Choose whichever spelling you prefer, they are both “correct”.
EDIT
To dispel doubts on the validity of these Ngram results, which I never claim were 100% accurate, I ran the expression worked nonstop through Ngram Viewer. The blue line represents the American English corpus while the red line is British English, and compared the two dialects together.
There is therefore strong evidence to suggest that American English writers prefer the solid one word (nonstop) compare to its hyphenated version.
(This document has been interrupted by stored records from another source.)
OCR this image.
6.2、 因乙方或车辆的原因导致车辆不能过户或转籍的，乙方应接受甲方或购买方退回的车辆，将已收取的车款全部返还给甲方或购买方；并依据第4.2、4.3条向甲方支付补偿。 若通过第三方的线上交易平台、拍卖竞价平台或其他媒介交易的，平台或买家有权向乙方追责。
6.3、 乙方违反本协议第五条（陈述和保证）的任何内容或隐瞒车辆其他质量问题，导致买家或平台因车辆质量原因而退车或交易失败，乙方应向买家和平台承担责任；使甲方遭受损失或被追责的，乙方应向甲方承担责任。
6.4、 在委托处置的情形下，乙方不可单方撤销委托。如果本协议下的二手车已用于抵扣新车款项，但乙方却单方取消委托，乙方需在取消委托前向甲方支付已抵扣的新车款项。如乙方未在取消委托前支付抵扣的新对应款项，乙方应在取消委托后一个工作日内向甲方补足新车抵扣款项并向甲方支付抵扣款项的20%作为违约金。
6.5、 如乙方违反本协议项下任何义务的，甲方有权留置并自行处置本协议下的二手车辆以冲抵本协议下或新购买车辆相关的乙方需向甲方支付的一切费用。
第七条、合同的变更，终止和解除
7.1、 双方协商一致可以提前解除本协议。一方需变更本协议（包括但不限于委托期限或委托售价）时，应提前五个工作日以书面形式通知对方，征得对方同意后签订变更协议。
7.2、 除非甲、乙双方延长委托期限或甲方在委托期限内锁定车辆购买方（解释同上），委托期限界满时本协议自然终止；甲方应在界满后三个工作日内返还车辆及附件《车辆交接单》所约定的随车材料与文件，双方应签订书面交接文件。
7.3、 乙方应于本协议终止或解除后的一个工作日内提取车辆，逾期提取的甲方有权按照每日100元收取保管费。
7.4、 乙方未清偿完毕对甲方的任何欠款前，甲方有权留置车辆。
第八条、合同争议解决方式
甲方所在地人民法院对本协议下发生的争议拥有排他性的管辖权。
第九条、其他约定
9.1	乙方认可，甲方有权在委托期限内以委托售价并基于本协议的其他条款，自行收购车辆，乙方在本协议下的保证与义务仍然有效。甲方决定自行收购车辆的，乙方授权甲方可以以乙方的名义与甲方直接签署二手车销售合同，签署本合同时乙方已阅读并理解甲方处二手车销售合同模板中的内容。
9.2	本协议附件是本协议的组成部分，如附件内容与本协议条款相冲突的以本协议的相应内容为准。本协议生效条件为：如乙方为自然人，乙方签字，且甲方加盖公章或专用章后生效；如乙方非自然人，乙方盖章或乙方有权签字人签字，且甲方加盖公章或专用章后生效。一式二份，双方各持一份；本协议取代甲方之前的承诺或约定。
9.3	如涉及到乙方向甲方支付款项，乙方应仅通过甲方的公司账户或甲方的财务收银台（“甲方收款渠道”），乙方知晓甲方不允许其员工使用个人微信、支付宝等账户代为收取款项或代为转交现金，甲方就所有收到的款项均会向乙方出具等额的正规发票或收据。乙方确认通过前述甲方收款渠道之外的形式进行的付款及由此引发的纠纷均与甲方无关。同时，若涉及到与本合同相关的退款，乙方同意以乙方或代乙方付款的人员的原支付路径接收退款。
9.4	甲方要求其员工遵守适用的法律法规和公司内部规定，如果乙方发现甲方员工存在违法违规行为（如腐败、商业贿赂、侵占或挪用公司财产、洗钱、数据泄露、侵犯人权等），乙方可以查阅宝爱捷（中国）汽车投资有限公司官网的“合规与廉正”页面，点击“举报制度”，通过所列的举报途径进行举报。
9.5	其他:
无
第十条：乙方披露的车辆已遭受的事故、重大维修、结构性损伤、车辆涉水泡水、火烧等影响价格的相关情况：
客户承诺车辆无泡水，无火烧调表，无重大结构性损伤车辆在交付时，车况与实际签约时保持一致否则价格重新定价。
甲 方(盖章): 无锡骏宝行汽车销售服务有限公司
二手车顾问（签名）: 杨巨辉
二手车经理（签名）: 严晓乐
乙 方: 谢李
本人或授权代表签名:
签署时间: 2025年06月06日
The Oxford Guide to Style (2002) does a nice job of identifying where mainstream UK and U.S. style preferences tend to diverge on the issue of how to handle prefixes such as non-:
5.10.2 Prefixes and combining forms
Words with prefixes are often set as one word, but use a hyphen to avoid confusion or mispronunciation, particularly where there is a collision of vowels or consonants:
[Relevant examples:] non-effective non-negotiable
The hyphen is used less in US practice. Words beginning with non- and re-, for example, are often set as one word:
[Relevant examples:] noneffective nonnegotiable
Since nonstop doesn't seem liable to confusion or mispronunciation, and since it doesn't involve a crash of the same consonant (as, for example, non-negotiable does), I imagine that Oxford would have no problem with setting nonstop as one hyphenless word.
The Chicago Manual of Style, fifteenth edition (2003), certainly endorses the closed-up, no-hyphen treatment of most prefix-and-stem combinations, in keeping with the "US practice" that Oxford mentions above. Here is Chicago's advice, in section 7.90, for words containing the non- prefix:
3. Words Formed with Prefixes
Compounds formed with prefixes are normally closed, whether they are nouns, verbs, adjectives, or adverbs.
...
non: nonviolent, nonevent, nonnegotiable, but non-beer-drinking
Other style guides differ, and of course personal preferences are all over the map; but the coverage in Oxford and Chicago strongly suggests that UK usage is split (or indifferent) as between non-stop and nonstop, while U.S. usage definitely favors the latter.
But just to emphasize an essential point that others have made in comments and answers here, nonstop vs. non-stop vs. non stop is ultimately a style issue, not a matter of correct or incorrect spelling in the sense that, say, clohes vs. clothes is.